How many of you do PCB designs? I've been learning Eagle, slowly.

How many of you do PCB designs?

I’ve been learning Eagle, slowly. I just wrote about a blog post about my process going through three iterations of board layout for my FastLED powered 7 LED pendant. It’s fun stuff, and it really lets you pack powerful components into tiny packages.

If anyone else had made PCBs for FastLED projects, please share!

(let me know if this is too far off topic for this group)

Out of curiosity, is there software that could take your design and come up with the “perfect” solution?

Well, there is probably software that can create a “functional” solution. But correct circuitry is only half the battle of designing a PCB. This board has to take up space in a 3 dimensional object, and things in that object need to attach to it.

Human guided design and engineering comes in when trying to make it fit the way you want, and still be functional. It’d take some pretty sophisticated software (AI?) to fully understand 100% of all constraints.

@Alex_Wayne That’s exactly what I am thinking - I have no idea on the matter, but I find it hard to imagine Intel design their CPU’s by hand

@Alex_Wayne omg thanks so much for posting this, I’m right about to start learning about making custom pcbs and this will be of huge help. Of course the waiting part sucks on any project (tinkerers are often of the impatient type), but it beats thousands cables :slight_smile:

Happy to contribute :slight_smile: For anyone else wanting to learn, I highly recommend this book http://www.amazon.com/Make-Your-Own-PCBs-EAGLE/dp/0071819258 by Simon Monk.

Actually, all integrated circuits, including CPUs, are all done by hand for the most part. Positioning of components, layers, path routing, all of that is done by hand. Sure there are suggestions made by the software on what is a better placement of certain things, but ultimately, it’s several white coat wearing humans that does it. And it gets scrutinized by several other white coat wearing humans before a machine ever takes over.

Just about any major PCB design application will have an “auto-router” in them which, once told where your parts are, will attempt to route all the paths for you. However, and particularly so with EagleCAD, it’s not smart about what to route where. So you may end up with power paths right next to signal paths which can cause problems. Many times it can’t route a board completely where I can do it by hand with no problems.

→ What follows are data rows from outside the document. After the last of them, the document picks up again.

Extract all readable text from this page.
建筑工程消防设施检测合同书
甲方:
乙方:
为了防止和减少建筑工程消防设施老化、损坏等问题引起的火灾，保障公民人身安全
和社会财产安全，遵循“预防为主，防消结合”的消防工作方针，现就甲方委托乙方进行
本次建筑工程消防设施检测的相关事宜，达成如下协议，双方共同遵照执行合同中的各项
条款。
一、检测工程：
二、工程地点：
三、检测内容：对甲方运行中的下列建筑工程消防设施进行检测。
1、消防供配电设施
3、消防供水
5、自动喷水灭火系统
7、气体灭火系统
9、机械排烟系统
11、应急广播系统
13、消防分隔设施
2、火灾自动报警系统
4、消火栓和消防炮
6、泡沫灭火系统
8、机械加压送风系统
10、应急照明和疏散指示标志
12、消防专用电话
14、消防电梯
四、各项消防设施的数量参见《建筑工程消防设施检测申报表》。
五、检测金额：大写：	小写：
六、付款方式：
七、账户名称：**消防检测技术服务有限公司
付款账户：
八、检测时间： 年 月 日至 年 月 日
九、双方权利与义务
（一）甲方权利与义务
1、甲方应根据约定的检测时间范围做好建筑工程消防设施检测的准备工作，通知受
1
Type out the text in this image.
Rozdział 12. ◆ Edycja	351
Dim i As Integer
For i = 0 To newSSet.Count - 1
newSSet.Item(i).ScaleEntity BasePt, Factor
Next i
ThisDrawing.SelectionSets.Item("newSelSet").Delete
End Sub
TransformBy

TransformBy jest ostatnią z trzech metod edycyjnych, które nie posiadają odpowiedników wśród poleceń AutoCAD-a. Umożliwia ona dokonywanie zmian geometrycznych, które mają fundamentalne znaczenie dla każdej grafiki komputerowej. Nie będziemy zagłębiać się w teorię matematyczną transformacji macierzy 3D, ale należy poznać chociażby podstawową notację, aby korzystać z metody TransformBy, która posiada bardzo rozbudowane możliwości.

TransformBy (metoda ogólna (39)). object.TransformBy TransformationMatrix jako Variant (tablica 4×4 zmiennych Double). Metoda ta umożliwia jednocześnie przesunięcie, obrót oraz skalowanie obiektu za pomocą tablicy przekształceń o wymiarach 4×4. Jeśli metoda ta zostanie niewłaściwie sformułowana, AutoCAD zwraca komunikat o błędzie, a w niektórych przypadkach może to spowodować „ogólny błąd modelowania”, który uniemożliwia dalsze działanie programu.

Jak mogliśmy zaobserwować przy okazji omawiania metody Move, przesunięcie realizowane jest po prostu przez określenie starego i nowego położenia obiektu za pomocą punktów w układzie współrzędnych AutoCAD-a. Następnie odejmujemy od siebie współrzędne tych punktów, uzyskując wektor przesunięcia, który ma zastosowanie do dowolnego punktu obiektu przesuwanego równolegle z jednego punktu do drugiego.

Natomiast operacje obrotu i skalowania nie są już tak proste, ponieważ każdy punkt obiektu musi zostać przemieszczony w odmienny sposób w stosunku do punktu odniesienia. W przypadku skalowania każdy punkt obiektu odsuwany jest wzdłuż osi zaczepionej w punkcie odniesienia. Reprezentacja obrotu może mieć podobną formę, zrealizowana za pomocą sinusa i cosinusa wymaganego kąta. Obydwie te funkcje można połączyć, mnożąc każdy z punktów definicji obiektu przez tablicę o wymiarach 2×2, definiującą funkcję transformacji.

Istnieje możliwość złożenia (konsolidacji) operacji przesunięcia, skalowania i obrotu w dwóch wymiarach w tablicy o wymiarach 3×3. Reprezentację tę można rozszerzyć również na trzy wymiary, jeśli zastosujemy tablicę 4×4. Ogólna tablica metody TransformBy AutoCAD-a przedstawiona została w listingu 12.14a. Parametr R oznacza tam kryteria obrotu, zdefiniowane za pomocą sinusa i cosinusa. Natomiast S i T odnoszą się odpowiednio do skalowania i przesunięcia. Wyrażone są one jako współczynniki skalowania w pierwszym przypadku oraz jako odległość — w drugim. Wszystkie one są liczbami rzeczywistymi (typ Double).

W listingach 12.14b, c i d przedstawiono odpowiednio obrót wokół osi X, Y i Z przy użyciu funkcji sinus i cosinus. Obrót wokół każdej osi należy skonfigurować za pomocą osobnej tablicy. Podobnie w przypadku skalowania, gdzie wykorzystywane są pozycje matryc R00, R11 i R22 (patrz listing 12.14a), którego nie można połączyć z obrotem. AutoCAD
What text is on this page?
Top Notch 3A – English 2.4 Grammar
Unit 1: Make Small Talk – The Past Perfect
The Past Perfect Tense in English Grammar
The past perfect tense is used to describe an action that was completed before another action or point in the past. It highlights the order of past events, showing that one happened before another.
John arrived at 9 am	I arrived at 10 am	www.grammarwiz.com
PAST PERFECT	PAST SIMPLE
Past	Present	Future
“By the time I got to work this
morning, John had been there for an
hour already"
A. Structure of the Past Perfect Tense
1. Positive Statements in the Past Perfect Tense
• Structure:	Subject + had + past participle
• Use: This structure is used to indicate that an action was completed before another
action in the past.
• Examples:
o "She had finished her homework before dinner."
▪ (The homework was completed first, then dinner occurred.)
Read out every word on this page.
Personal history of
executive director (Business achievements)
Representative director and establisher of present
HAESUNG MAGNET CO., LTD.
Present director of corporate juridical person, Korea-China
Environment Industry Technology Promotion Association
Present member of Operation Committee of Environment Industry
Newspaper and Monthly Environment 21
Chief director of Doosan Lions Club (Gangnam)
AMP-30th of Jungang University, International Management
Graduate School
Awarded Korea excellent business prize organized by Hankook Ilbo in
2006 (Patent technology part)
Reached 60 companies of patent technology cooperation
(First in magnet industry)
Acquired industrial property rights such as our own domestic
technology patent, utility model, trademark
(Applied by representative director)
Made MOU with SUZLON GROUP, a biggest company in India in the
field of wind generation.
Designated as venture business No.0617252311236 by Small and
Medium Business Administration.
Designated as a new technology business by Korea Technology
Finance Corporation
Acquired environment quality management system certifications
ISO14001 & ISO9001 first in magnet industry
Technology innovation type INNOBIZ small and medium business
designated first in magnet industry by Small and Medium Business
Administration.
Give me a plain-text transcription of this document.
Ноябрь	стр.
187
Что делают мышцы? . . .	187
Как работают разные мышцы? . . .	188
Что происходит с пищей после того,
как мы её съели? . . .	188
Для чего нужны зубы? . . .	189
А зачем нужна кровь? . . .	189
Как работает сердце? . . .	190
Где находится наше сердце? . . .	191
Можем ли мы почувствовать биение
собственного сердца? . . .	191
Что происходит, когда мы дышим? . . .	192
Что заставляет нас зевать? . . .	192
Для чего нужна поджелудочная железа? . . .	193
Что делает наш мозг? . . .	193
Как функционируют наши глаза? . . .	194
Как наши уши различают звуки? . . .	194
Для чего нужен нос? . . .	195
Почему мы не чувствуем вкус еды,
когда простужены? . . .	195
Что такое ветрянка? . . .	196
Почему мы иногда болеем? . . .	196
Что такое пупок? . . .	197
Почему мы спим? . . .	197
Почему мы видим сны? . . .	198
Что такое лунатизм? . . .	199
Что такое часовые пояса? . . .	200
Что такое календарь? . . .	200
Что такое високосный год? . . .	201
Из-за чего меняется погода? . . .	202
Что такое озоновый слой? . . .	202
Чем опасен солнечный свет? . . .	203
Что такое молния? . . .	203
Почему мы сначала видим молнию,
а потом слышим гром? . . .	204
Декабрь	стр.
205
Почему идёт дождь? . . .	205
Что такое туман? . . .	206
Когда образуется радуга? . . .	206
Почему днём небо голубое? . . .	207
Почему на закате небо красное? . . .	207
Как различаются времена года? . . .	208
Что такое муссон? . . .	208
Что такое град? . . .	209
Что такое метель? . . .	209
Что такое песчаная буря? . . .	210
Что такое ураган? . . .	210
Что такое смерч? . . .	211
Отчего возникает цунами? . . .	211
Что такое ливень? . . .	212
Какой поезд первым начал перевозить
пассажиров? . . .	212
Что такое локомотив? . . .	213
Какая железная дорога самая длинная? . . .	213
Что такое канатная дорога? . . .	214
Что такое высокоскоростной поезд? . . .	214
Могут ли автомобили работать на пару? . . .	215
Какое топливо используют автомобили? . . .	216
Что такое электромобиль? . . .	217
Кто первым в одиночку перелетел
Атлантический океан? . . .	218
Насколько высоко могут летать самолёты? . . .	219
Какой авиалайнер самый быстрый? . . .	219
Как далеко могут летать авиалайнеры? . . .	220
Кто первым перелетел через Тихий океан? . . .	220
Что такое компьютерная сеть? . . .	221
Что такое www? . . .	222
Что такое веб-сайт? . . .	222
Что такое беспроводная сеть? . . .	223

The more higher end ones (think Altium) can do a (much) better job because they have specific rules built into the software that it takes into account when routing. There are other benefits as well, but with that comes cost. Last I checked, Altium Designer 15 is $3,995 with a $195/mo subscription. You get what you pay for, seriously.

Having been designing PCBs for a couple of years now, like you, I too have gone through several iterations for different designs and in the process learned quite a bit, including little tricks of the trade. Unfortunately life has caught up with me in the past several months and I haven’t touched anything. I haven’t even put up my FastLED controlled xmas lights this year. Blimey!

I’ve completed a couple of projects using PCBs designed in Eagle and fabricated by OSH Park. Routing power by hand and having the software complete the rest has worked well for me.

i developed an under-board for Arduino Nano. Screw terminals for power-in and power/data out along with a RTC / Temp sensor. It’s primary goal is to have a standalone 2812 controller to facilitate light art.

It’s in dev state but i have some spares so if anyone is interested, just lat me know.